3. No property qualification
Property Qualification for Members of Parliament Act 1858
The third point of the People’s Charter held particular resonance for Feargus O’Connor, who had been elected an MP in 1835 only to find himself disqualified because he did not own property of sufficient value. A second Chartist, Samuel Carter, was elected in Tavistock in the 1852 general election but disqualified weeks later for the same reason. Since 1711 membership of the Commons had been restricted to those with an income of £600 a year from land for county MPs, and £300 a year for borough MPs. The rules had been changed in 1838 to include income from personal property as well as land. By the 1850s several attempts had been made to overturn a requirement which, it had been suggested, many MPs met only through sleight of financial hand. The issue came to a head with the unseating and imprisonment of Edward Glover, the MP for Beverley in Yorkshire, who in 1857 was found to have deliberately lied about his situation. The unfortunate Glover, whose story is told on the History of Parliament website, was released from prison a month after the Property Qualification for Members of Parliament Act 1858 repealed the requirement for an MP to own property. Read how Samuel Carter won an election but was barred from being an MP.
4. Payment of MPs
Parliament Act 1911
The idea of paying MPs was not especially radical. It had happened throughout the Middle Ages and been advocated from time to time since then. As the franchise widened during the 19th century the case to introduce payment was strengthened by the argument that it was necessary to ensure that working men could not simply vote but find their own voice in Parliament. Surprisingly, this was opposed by the Liberal Prime Minister William Gladstone, who, despite pushing through the 1884 Representation of the People Act which massively expanded the electorate, believed that working class voters preferred wealthy MPs. Towards the end of the century, trade unions sometimes paid salaries to working class MPs, and the emergence of the Labour Party brought the subject to a head. Asquith’s Liberal government finally introduced parliamentary salaries for MPs through the Parliament Act 1911 as a means of shoring up support. The rate was set at £400 a year.
5. Constituencies of equal size
Redistribution of Seats Act 1885
The 1867 Reform Act had extended the franchise without fundamentally changing constituencies or the general practice of having two MPs for each constituency.
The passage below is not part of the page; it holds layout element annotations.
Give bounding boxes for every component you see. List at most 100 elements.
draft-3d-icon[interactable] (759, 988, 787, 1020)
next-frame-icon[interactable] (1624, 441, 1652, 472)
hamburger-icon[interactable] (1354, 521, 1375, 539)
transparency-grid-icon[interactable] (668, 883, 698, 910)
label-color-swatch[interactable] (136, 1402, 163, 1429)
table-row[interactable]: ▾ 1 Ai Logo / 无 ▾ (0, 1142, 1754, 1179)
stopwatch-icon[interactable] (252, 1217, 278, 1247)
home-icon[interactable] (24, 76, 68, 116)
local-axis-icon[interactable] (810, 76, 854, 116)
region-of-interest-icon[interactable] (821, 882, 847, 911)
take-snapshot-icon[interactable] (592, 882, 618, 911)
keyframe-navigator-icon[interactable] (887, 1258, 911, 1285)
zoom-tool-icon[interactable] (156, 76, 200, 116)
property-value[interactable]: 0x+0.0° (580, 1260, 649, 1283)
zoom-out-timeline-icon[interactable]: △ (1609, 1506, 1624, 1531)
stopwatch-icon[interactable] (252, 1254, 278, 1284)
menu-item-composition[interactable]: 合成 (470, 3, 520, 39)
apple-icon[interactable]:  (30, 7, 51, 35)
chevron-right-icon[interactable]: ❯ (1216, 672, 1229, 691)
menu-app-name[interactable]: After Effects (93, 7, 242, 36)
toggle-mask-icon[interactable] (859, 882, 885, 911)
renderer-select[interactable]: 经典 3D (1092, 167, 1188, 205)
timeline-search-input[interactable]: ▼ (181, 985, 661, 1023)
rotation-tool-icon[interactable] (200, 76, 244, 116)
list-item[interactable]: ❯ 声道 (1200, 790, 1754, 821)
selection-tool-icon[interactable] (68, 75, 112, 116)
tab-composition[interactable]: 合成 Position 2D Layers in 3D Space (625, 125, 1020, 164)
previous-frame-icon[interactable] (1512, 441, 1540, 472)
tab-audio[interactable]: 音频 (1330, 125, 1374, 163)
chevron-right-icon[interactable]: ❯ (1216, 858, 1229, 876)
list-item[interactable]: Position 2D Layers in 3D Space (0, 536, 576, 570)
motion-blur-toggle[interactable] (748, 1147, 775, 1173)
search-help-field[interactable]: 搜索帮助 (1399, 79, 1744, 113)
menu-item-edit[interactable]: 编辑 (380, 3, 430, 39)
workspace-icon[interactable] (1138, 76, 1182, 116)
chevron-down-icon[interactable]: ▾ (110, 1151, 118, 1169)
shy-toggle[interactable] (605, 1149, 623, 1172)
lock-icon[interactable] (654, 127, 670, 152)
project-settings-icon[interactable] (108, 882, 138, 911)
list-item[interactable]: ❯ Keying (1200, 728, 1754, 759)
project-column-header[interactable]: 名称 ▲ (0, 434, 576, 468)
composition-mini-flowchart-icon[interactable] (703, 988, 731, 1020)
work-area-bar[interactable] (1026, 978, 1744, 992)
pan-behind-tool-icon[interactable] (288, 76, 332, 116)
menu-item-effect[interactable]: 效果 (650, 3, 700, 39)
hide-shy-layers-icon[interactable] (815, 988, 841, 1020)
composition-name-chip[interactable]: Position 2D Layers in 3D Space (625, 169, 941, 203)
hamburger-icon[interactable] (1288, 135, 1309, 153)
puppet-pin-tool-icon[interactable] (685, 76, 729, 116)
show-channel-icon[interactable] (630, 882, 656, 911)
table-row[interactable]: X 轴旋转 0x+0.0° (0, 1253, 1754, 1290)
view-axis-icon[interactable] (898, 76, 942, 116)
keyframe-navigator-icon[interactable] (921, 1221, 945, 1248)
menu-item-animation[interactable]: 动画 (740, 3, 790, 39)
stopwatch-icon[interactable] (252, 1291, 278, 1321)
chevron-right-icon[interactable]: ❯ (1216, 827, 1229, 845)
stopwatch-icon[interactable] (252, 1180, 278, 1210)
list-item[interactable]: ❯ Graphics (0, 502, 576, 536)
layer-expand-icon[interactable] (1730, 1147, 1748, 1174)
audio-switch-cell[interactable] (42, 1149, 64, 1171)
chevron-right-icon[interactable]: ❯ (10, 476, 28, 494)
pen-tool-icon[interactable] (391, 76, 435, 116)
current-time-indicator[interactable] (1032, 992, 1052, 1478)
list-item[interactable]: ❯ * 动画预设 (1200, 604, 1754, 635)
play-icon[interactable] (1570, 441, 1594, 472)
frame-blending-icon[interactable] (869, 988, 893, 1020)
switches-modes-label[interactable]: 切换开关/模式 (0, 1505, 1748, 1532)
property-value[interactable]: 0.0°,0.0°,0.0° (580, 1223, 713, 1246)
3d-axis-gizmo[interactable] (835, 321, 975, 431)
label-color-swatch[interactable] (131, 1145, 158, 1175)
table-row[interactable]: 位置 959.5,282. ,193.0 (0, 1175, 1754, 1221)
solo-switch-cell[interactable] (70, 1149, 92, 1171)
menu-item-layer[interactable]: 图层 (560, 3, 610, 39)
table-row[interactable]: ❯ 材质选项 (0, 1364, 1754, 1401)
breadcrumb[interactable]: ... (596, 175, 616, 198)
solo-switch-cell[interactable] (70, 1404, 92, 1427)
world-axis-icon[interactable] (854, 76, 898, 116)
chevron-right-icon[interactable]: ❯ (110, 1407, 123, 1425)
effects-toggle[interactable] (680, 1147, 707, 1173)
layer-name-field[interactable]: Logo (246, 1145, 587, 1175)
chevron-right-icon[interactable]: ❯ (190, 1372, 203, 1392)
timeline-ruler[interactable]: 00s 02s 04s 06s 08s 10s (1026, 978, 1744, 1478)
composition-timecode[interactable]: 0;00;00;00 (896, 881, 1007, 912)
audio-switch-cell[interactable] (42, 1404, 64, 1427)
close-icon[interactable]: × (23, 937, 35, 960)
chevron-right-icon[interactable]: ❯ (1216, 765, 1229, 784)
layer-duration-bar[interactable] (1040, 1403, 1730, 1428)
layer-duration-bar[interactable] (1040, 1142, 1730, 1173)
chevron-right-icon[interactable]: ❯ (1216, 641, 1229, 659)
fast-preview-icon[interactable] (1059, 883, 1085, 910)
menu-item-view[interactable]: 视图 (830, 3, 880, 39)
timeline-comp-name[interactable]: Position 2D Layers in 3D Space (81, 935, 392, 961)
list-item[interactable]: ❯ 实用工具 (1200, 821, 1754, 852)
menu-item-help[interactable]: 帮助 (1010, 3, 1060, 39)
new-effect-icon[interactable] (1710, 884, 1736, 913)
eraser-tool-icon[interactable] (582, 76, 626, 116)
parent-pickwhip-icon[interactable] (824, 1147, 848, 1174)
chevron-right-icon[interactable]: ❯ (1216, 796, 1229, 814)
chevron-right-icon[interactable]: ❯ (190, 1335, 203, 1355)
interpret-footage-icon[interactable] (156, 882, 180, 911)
By 1884 when Liberal Prime Minister William Gladstone was attempting to push through a further extension of the vote, the Conservative opposition had concluded that such a move would mean the election of more Liberal MPs in the largely Conservative counties without a similar gain for them in the urban boroughs – leaving the Liberals with a permanent built-in majority. The “Arlington Street Compact” between the two parties agreed to redistribute parliamentary seats largely among single member constituencies and to introduce the principle that constituencies should have broadly equal numbers of electors. The Redistribution of Seats Act 1885 reorganised 160 English seats, gave an additional 12 to Scotland and left Irish representation unchanged, despite a dramatic decline in the population.
6. Annual Parliaments
Not introduced
The maximum lifetime of a Parliament has varied over the centuries. The Septennial Act 1715 set it at seven years and this was reduced to five by the Parliament Act 1911. But the case for annual parliaments was that it would make MPs more accountable by forcing them to face the electorate more often. A less radical version promoted by middle class reformers called for Parliaments of three years. Against this is the argument that governments need longer than a year to carry through any programme and that annual Parliaments would focus governments on short-term popularity at the expense of long-term decision making. In the past, prime ministers have held an advantage in being able to ask for a dissolution of Parliament at the time of their choosing, so that Parliaments seldom ran their full term. In theory at least this was removed by the Fixed Term Parliaments Act 2011, now itself repealed.